The eight were killed in Gaza City, central El-Bureij and northern Jabaliya, and included a woman and a teenager, Gaza health ministry spokesman Ashraf al-Qudra said.

Qudra also said five others were also killed in the Sheikh Radwan neighborhood, but had no immediate details about their identities.

The raid came shortly after two people were killed in a strike that hit a charitable association for the disabled in Beit Lahiya in northern Gaza, and another three people died in an attack in western Gaza City.

Earlier, Qudra announced the deaths of eight other Palestinians, including a man who died of wounds sustained in an earlier strike, five people killed in Gaza’s northern Jebaliya, and two further south in Deir el Balah.

Local officials said the morning’s raids hit targets that included mosques and homes of Hamas officials, throughout the coastal enclave.

The latest fatalities raise the death toll to 121 since Israel began Operation Protective Edge early Tuesday in an attempt to halt cross-border rocket fire by militant groups.

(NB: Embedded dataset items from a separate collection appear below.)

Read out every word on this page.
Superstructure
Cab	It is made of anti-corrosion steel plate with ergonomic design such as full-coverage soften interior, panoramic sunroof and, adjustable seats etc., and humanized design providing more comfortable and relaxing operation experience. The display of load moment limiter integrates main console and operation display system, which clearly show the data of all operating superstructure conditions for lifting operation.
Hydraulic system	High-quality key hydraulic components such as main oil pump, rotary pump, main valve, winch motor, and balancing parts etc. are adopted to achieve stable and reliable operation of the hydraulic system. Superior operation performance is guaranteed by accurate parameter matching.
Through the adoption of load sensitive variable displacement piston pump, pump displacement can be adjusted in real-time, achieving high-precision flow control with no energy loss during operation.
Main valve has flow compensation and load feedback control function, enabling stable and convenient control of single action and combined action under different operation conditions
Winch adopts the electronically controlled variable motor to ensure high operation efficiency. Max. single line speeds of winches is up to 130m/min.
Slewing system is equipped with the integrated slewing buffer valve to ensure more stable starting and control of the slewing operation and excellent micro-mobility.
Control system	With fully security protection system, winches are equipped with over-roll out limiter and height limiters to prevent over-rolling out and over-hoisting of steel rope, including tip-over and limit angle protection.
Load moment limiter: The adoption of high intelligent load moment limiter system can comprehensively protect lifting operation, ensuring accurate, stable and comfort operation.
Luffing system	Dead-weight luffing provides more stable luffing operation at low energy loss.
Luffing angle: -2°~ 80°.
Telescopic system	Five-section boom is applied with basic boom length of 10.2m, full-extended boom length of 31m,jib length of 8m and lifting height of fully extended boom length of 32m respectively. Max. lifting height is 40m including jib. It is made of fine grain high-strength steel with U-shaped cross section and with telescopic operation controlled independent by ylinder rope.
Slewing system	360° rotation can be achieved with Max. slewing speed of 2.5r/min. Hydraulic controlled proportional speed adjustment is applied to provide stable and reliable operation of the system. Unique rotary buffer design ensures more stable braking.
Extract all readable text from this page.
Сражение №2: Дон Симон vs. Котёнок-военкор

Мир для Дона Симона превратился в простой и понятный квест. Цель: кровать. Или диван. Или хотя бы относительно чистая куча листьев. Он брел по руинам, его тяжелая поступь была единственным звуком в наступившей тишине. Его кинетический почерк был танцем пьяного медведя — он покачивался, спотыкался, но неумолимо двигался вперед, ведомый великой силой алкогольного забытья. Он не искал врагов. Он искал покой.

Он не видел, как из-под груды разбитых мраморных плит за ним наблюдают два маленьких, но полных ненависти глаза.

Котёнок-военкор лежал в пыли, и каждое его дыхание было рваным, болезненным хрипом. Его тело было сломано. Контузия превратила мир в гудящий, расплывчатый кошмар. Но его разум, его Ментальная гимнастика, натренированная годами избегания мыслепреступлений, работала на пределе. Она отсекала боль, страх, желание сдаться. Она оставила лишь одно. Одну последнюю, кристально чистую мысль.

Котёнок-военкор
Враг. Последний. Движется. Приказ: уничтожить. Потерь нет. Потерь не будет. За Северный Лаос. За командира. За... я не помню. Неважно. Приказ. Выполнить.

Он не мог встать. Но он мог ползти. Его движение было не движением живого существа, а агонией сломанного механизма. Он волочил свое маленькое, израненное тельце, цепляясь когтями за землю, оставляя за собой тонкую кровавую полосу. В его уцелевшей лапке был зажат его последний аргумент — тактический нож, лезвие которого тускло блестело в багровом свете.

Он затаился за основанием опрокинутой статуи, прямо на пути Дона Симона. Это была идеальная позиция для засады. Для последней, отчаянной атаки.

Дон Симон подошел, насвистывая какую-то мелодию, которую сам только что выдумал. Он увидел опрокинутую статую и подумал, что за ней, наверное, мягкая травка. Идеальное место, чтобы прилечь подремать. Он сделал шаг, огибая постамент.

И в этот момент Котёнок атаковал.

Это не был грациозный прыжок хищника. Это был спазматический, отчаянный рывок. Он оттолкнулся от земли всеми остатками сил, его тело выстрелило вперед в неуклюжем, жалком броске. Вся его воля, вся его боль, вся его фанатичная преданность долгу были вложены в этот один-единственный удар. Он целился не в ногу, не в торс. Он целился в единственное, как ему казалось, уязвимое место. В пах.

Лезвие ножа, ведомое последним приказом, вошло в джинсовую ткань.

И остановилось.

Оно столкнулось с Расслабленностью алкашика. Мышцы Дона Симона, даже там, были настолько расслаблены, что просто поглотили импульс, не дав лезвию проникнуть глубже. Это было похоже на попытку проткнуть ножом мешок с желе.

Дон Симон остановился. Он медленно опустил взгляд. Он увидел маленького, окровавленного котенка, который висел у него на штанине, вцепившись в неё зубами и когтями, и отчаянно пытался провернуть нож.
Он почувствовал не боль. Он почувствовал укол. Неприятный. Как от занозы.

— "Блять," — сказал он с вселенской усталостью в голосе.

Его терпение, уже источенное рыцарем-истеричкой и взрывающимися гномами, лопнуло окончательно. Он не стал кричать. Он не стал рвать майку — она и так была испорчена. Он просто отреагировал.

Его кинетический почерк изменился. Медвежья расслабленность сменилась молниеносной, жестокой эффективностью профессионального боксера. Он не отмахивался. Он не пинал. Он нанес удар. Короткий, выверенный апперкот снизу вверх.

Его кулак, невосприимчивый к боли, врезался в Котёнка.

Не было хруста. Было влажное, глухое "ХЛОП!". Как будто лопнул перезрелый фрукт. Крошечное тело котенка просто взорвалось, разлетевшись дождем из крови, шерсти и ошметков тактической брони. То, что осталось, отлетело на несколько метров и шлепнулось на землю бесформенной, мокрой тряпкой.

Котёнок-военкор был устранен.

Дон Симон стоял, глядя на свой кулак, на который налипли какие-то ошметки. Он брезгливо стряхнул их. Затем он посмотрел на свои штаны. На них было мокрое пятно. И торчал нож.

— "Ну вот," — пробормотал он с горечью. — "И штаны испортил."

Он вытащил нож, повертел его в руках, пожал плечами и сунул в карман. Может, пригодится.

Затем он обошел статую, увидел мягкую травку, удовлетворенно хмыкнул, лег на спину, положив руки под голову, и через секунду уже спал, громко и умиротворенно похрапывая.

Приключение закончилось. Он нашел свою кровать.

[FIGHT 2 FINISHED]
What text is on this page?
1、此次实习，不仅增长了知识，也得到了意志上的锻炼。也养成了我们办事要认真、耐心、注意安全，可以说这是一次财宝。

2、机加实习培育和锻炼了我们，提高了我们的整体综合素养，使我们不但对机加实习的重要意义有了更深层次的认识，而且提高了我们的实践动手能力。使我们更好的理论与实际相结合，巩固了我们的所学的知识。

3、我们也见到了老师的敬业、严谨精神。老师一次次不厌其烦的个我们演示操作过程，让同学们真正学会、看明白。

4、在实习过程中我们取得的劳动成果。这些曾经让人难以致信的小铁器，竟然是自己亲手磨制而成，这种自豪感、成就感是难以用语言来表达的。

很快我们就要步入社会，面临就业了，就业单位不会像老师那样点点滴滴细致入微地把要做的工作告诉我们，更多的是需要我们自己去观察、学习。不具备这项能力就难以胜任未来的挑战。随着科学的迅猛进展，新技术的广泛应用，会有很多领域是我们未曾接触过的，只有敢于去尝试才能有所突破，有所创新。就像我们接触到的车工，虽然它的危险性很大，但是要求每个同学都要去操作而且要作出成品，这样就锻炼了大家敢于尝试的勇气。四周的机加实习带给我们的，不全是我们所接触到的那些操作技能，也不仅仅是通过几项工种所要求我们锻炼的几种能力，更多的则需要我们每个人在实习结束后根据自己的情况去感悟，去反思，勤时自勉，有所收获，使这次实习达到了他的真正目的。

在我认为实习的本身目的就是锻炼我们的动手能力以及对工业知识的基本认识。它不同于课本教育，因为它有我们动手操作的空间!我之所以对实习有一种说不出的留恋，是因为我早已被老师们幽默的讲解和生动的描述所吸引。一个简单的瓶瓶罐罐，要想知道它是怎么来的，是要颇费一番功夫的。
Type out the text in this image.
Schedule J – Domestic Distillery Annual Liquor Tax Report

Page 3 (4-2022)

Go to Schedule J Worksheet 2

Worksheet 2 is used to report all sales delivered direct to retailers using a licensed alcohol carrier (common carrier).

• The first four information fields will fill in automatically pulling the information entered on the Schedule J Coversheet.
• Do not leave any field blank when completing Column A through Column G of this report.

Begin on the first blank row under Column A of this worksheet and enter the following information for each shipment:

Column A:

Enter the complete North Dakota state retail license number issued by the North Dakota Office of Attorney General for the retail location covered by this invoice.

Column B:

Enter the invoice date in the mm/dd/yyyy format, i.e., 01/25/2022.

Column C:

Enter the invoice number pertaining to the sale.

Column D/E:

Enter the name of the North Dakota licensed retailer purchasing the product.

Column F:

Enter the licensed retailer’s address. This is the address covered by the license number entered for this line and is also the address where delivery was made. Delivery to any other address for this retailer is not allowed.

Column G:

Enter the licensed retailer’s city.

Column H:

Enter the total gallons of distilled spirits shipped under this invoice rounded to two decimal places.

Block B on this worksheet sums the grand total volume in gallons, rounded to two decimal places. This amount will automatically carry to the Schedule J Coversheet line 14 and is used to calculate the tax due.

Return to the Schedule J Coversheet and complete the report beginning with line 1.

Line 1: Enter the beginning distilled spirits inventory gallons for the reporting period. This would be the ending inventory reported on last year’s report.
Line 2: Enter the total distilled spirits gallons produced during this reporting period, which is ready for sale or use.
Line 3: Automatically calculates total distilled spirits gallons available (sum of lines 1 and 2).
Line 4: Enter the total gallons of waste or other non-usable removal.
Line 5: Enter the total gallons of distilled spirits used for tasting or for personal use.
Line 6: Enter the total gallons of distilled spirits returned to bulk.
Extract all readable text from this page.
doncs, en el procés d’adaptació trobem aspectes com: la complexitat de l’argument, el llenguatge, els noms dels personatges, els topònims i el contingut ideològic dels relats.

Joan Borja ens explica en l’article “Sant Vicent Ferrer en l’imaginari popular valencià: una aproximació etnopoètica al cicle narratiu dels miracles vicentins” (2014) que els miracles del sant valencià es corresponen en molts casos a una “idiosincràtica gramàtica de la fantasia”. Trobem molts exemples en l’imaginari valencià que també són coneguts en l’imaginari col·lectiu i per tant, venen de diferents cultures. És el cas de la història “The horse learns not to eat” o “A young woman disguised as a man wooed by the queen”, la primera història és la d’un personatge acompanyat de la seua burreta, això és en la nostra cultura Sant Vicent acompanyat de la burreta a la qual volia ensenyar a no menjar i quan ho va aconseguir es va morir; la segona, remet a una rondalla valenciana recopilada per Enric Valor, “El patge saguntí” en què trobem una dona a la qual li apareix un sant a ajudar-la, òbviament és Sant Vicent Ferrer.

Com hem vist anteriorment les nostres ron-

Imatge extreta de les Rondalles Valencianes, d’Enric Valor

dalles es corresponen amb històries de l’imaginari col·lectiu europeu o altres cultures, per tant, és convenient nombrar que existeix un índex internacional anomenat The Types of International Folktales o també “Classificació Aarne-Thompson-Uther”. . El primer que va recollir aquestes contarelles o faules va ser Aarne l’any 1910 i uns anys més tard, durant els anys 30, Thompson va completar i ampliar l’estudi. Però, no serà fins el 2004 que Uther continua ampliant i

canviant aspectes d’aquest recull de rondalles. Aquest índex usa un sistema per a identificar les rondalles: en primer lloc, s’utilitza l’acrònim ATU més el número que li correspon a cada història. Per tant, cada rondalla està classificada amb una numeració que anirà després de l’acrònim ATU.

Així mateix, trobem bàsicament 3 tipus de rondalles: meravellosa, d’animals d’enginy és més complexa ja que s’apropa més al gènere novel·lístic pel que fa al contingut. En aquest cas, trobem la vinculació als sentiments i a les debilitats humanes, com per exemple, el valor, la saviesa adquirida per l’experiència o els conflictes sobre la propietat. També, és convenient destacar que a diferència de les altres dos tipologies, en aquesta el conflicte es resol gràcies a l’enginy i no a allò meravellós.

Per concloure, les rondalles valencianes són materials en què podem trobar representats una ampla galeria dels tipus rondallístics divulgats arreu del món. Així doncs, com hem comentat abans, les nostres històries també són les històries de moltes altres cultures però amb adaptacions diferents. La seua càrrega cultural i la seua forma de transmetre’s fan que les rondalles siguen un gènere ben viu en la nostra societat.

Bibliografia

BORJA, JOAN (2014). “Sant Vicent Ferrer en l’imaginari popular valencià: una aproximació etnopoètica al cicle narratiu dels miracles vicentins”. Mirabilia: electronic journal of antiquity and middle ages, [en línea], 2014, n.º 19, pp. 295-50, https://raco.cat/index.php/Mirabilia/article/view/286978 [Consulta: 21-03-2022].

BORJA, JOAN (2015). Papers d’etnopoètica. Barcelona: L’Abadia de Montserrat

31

Since then, militants have fired approximately 520 mortar rounds and rockets that struck Israel, while another 140 rockets were intercepted by the Iron Dome missile defense system, an Israeli army statement said late Friday.

It is the deadliest violence since November 2012, with a growing number of rockets fired at Jerusalem and Tel Aviv and even as far north as Haifa.

So far, no Israelis have been reported to be killed.